Image via PNNL Press Release

Rechargable batteries are not all that great yet. In fact, in a question posted to Pablo Paster in our "Ask Pablo" series, the inquiry wasn't which rechargeable batteries to use, but "Why do rechargeable batteries suck?" But researchers are working on ways to improve them so they last longer per charge and have more recharge cycles in their lifespan, without increasing the cost or complexity of the batteries. And it seems, simple wax and soap could hold just the solution. Rechargeable batteries are usually fairly expensive, have a finite number of charges in their life cycle, and can hold a charge for shorter periods of time the older they are. Rechargeable batteries typically rely on an oxide of metal that usually ups their price -- mostly it is cobalt, nickel or manganese. Looking to solve both the issues of a need for better batteries that are cheaper, researchers looked to some fairly mundane materials.

Gizmag writes that the scientists are working on improving lithium manganese phosphate (LMP) batteries -- which theoretically can store some of the highest amounts of energy -- by reducing the resistance lithium and electrons experience during the charging cycle and therefore bumping up the amount of energy that can be stored.

"The researchers thought that paraffin wax, which is made up of long straight molecules that don't react with much, might help line things up, while soap, a surfactant called oleic acid, might help the growing crystals disperse evenly."

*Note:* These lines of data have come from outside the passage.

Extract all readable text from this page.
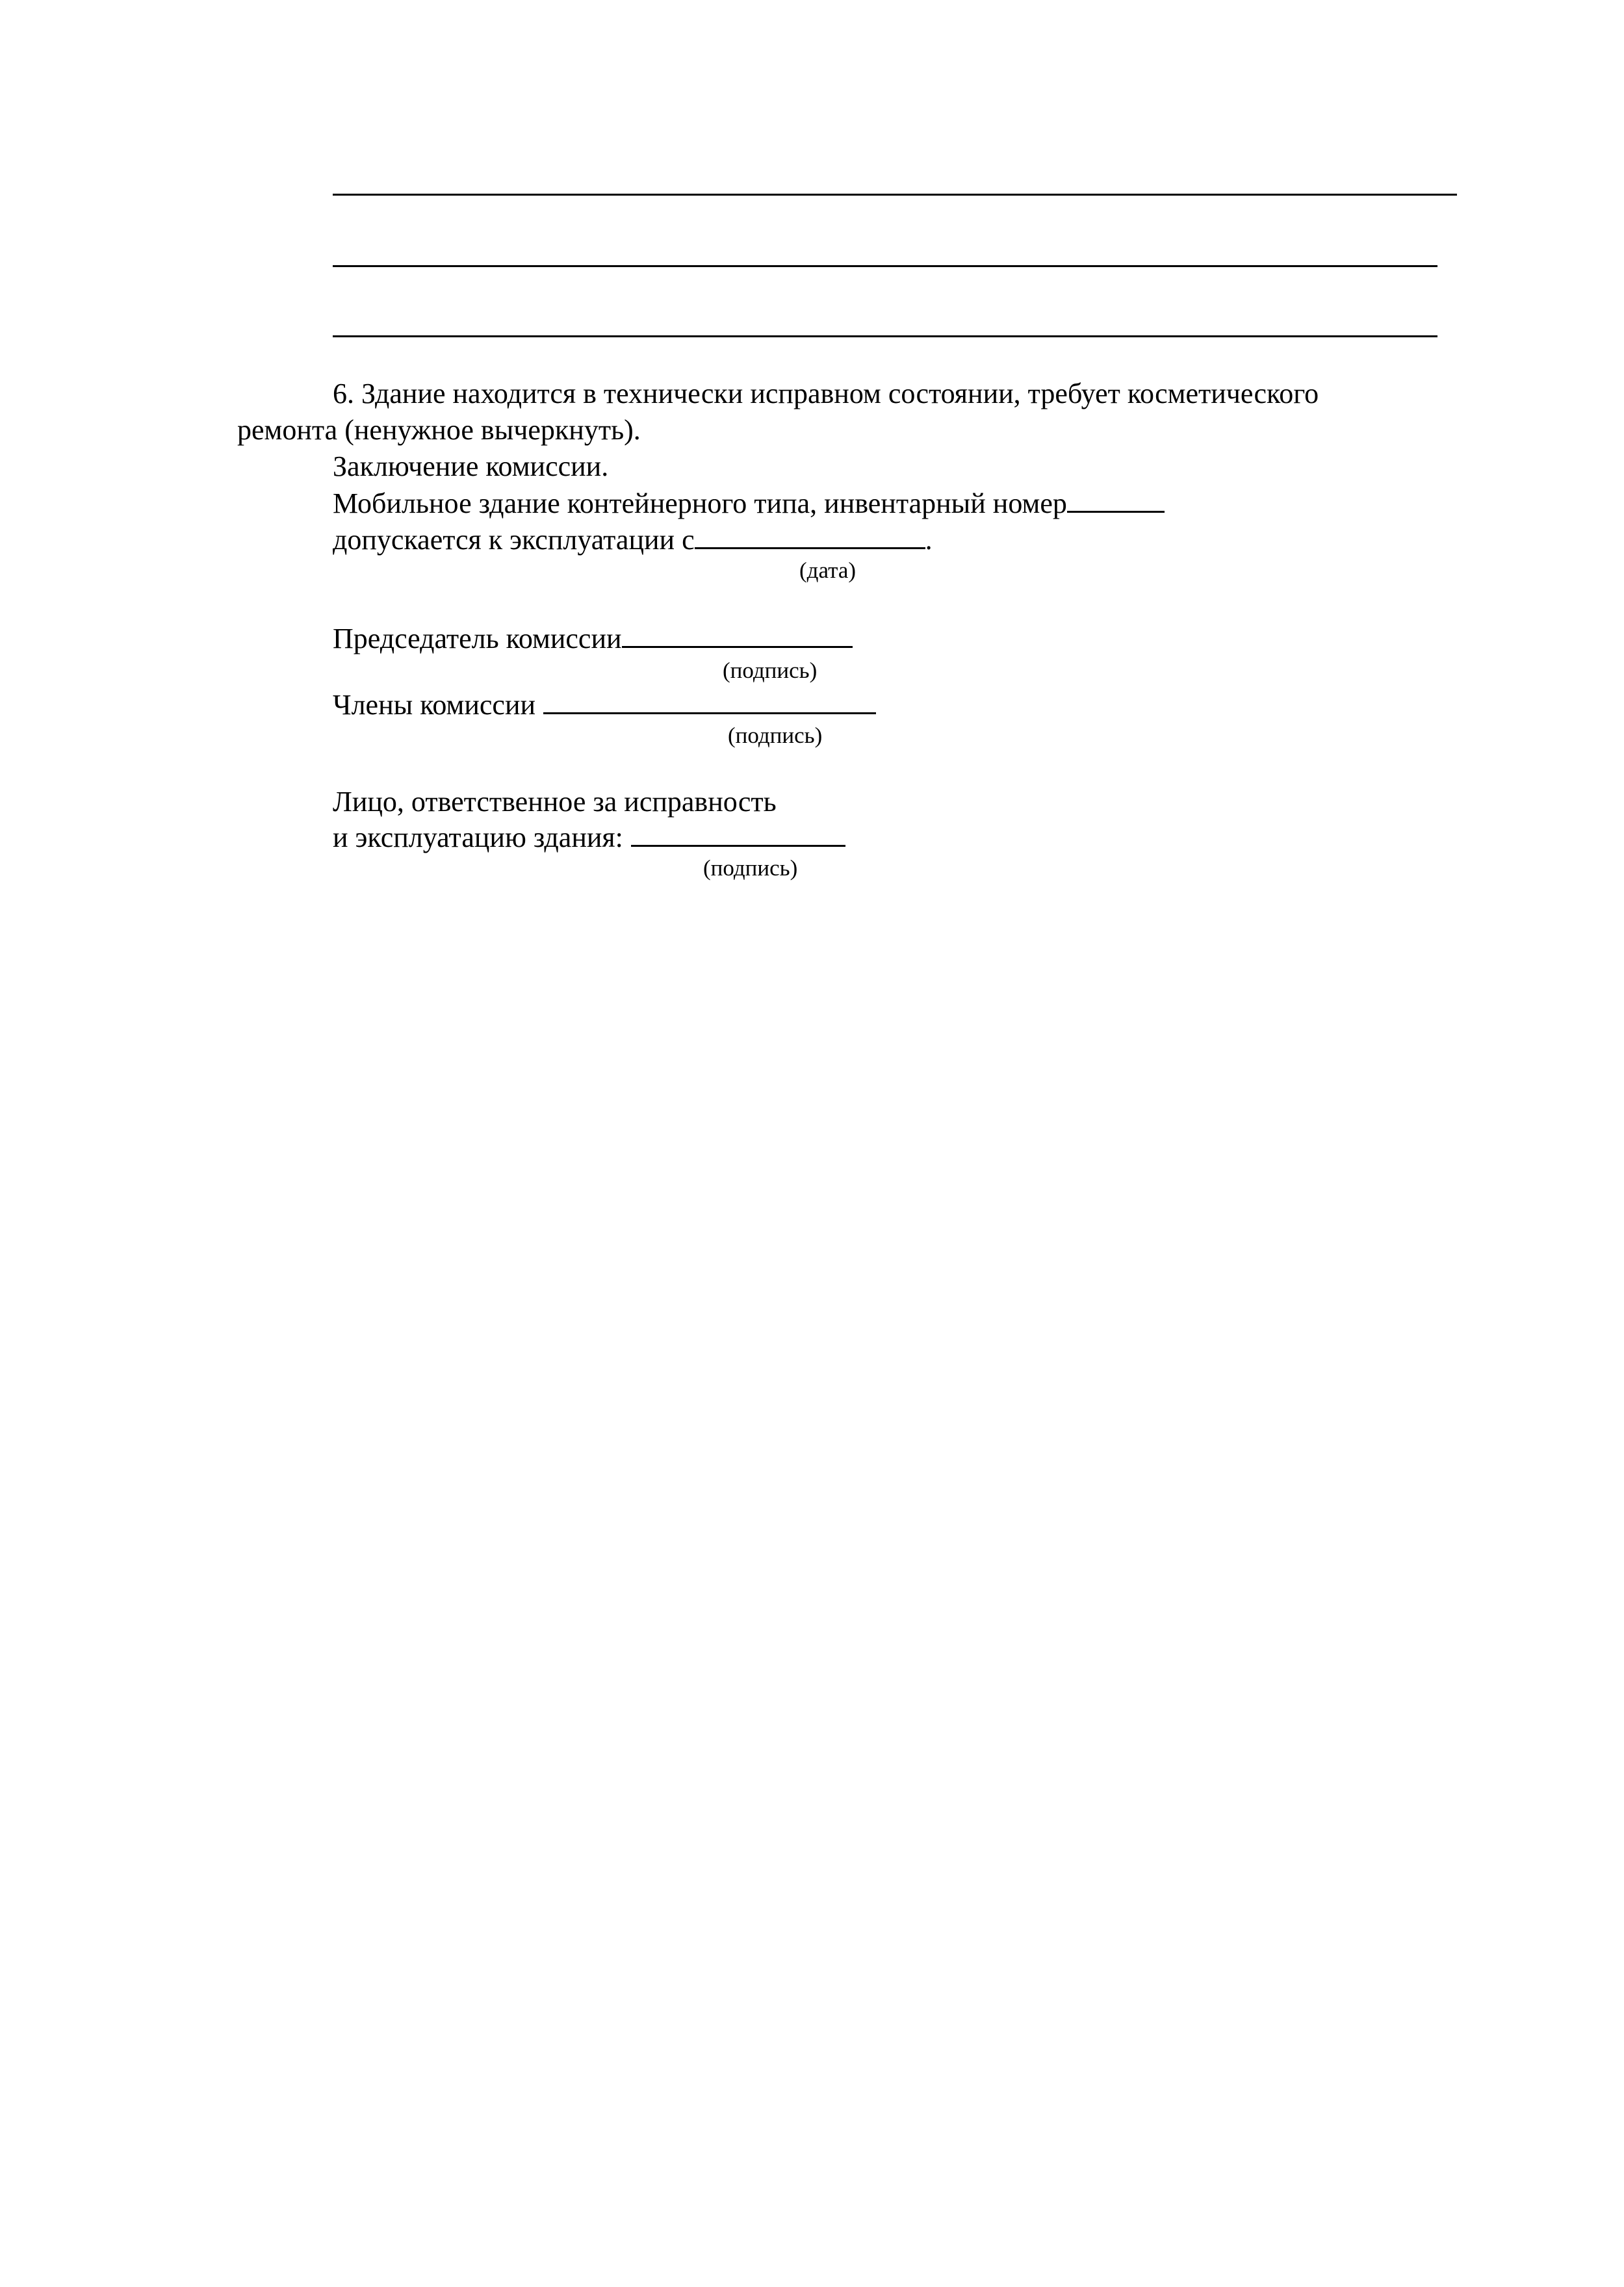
6. Здание находится в технически исправном состоянии, требует косметического
ремонта (ненужное вычеркнуть).
Заключение комиссии.
Мобильное здание контейнерного типа, инвентарный номер
допускается к эксплуатации с	.
(дата)
Председатель комиссии
(подпись)
Члены комиссии
(подпись)
Лицо, ответственное за исправность
и эксплуатацию здания:
(подпись)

Turns out, they seem to be right. When they mixed electrode ingredients with the melted paraffin and oleic acid and raised the temperature, they got the reaction they wanted. Well, almost. When they charged the resulting mix over the course of a day and discharged it as slowly, it held more energy than any other blend created so far. The downside is that when discharged quickly -- such as within an hour as would be experienced when the batteries run with energy hungry gadgets -- the amount of charge the material could hold dropped down to levels comparable with other batteries.

The researchers plan to continue exploring this new method and materials mix, as well as other types of cheap materials to see what will be the perfect solution for rechargeable batteries.